Abstract:
Devletin kamu harcamalarını karşılamak üzere kişi ve kurumlardan karşılıksız olmak şartıyla ve zorunlu olarak aldığı ekonomik değerler vergileri ifade etmektedir. Türk Vergi Sistemi içerisinde yer alan Gelir Vergisi ve Kurumlar Vergisi kamu gelirleri içinde önemli bir yere haizdir.
Türk Vergi Sistemi’nin özünün beyan esasına dayanması nedeniyle kişi ve kurumlar elde ettikleri gelir/kazançları beyan ederken mevzuat hükümlerinin uygulama sınırlarını iyi bilmeleri gerekmektedir. Özellikle tez konumuzu oluşturan ve vergi ödevlisinin lehine vergi avantajı sağlayan Muafiyet, İstisna ve İndirimler’in de vergi ödevlisinin yasal bir hakkı olduğunu bilmeleri, bu hakları kullanırken Kanun lafzının doğru yorumlanıp uygulanması gerektiği, tereddüt hasıl olan durumlarda Vergi İdaresinin görüşünün alınması ileri de vergi ödevlisi lehine oluşabilecek cezalı tarhiyatlara yol açmaması nedeniyle önem arz etmektedir.
Vergi avantajı ifade olarak; vergi kaçırma veya vergiden kaçınma gibi algılanmaması, kişi ve kurumlar üzerinde var olan vergi yükünün vergi yasaları ile vergi ödevlisine tanınan avantaj olarak anlaşılması gerektiği şeklinde değerlendirilmelidir.

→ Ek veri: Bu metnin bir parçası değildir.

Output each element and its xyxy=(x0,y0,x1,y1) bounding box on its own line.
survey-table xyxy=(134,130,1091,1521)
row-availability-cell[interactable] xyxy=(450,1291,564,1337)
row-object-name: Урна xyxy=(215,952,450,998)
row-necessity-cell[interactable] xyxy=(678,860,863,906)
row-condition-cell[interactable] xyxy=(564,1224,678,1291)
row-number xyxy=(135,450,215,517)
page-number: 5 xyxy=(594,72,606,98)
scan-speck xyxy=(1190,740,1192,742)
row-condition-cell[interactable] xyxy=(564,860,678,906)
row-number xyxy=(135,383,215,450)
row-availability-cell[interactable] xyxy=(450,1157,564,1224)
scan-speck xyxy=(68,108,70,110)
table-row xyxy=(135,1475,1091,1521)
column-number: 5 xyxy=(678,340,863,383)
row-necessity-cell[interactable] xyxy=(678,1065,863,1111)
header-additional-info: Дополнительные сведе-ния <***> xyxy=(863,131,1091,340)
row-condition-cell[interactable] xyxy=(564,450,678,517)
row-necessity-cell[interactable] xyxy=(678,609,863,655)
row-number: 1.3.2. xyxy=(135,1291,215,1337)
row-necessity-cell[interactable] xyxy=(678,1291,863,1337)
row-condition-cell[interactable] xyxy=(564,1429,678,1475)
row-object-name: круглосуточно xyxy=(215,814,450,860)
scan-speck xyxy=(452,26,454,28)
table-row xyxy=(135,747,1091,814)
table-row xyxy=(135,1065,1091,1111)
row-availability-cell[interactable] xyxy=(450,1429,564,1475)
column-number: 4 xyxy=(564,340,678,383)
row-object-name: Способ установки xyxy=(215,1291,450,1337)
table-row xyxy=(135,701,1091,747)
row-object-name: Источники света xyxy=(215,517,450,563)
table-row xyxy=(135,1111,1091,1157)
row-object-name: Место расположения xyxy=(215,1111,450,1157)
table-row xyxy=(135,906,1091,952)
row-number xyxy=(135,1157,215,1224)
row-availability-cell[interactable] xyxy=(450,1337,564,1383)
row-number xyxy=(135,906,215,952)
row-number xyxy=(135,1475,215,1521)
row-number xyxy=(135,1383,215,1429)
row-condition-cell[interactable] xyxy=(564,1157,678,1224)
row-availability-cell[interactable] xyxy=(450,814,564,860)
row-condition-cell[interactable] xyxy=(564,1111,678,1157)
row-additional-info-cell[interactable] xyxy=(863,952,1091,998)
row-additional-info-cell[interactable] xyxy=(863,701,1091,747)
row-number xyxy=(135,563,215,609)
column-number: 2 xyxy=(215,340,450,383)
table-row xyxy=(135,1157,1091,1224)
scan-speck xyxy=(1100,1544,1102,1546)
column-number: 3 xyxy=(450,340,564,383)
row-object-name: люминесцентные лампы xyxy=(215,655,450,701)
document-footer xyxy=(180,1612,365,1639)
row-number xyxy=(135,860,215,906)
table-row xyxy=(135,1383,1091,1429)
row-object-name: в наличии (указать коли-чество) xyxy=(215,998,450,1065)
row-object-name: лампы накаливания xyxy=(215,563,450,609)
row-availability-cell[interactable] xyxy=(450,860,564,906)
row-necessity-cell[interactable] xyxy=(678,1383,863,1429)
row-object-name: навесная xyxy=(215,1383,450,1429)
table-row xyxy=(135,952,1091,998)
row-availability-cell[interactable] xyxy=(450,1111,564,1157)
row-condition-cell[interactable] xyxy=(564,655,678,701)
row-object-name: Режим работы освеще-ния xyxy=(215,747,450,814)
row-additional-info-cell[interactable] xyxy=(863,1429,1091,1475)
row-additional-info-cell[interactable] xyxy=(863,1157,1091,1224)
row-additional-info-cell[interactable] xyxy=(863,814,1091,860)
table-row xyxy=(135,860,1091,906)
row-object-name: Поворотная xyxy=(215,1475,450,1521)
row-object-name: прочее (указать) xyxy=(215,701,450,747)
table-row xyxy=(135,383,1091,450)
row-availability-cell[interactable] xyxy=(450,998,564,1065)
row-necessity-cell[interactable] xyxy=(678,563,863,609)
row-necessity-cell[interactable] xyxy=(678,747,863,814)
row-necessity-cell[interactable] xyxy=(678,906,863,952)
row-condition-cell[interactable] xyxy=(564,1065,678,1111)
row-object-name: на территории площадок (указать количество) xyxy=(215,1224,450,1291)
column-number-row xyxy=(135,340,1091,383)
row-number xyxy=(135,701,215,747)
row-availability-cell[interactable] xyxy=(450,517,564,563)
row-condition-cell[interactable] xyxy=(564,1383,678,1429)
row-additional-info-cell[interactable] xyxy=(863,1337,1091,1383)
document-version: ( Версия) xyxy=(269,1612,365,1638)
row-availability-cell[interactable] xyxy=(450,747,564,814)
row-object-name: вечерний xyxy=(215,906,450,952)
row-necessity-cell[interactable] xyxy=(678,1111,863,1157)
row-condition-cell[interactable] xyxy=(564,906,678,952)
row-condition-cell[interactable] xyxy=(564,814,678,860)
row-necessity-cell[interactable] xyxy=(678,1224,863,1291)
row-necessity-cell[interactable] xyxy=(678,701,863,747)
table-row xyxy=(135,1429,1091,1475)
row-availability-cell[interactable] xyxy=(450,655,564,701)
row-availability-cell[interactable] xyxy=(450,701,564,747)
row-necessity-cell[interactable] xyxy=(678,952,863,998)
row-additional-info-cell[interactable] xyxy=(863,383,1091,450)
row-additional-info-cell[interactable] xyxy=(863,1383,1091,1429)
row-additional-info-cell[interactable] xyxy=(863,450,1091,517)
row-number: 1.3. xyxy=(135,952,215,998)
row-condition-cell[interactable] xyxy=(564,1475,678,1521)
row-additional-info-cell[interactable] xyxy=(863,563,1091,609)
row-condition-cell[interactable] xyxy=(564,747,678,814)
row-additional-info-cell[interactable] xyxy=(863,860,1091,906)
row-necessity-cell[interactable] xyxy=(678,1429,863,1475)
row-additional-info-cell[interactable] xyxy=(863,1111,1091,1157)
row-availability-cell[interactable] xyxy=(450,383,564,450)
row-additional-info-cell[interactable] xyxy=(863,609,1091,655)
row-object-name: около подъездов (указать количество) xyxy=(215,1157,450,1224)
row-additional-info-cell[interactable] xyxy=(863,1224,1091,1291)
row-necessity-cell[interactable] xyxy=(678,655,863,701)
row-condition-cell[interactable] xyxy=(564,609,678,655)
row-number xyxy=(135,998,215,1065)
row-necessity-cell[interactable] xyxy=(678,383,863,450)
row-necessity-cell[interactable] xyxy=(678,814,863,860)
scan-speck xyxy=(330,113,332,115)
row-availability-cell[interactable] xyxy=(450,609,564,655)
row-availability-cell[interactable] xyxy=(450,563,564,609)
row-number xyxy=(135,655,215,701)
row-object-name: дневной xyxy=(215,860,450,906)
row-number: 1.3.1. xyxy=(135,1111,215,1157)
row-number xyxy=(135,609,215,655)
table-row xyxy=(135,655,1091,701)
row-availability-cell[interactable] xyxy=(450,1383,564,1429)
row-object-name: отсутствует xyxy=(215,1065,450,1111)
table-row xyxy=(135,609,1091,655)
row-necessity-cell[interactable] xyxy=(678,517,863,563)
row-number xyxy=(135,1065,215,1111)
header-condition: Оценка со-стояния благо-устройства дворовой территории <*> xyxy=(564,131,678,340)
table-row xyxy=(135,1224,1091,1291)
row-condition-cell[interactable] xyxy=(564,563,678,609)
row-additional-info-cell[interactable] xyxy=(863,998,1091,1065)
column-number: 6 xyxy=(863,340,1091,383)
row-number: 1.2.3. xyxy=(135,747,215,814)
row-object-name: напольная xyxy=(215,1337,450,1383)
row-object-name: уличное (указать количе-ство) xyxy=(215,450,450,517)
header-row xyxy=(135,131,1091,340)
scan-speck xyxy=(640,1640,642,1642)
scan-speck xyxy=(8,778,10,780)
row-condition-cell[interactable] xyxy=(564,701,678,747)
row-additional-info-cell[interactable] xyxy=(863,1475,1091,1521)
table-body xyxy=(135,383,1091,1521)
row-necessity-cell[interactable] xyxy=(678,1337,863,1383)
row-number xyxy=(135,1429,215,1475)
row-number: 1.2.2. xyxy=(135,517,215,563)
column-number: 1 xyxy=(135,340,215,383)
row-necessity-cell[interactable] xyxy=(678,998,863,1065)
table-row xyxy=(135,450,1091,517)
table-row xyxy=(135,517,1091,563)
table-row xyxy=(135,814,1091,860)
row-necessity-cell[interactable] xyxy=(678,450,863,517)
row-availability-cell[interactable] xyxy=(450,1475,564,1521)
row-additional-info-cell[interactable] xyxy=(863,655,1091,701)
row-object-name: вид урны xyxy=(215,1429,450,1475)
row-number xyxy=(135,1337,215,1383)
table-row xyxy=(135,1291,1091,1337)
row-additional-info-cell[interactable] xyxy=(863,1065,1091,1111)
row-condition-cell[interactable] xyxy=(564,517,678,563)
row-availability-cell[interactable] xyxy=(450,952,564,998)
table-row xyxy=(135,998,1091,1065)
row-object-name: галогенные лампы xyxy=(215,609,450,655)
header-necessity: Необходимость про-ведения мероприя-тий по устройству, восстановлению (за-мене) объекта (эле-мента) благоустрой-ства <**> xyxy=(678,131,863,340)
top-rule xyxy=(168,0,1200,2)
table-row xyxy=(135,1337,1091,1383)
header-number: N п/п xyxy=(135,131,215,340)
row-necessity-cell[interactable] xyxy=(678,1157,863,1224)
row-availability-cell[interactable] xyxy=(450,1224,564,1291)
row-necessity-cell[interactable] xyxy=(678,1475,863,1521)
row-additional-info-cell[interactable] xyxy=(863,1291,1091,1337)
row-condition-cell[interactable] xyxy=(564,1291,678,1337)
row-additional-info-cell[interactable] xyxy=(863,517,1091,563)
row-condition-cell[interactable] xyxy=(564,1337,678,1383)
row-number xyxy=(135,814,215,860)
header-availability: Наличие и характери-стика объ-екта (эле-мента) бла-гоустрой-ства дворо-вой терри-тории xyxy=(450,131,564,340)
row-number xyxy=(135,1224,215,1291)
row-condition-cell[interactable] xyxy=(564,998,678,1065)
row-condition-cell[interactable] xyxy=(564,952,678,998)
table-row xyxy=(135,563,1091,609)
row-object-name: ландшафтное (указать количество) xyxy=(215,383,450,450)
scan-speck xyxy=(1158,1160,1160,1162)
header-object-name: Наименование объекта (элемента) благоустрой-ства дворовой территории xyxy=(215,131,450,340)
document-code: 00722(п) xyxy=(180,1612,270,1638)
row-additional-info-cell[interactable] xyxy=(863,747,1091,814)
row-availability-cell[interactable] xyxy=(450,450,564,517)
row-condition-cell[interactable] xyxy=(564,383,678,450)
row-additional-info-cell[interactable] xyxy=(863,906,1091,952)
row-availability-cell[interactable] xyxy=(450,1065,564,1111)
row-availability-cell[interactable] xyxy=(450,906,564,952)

Çalışmamız da yukarıda yer alan açıklamalar çerçevesinde hazırlanmış olup, Muafiyet, İstisna ve İndirimler hakkında gerek Gelir Vergisi Kanunu gerekse Kurumlar Vergisi Kanunu’nun sırası ile ilgili Kanun maddeleri, ilgili Tebliğleri ile tereddüte neden olan ve vergi ödevlisinin talebi doğrultusunda Vergi İdaresi tarafından verilen özelgeleri incelenmiş ve konunun uygulanması konusunda yol gösterici olması amaçlanmıştır.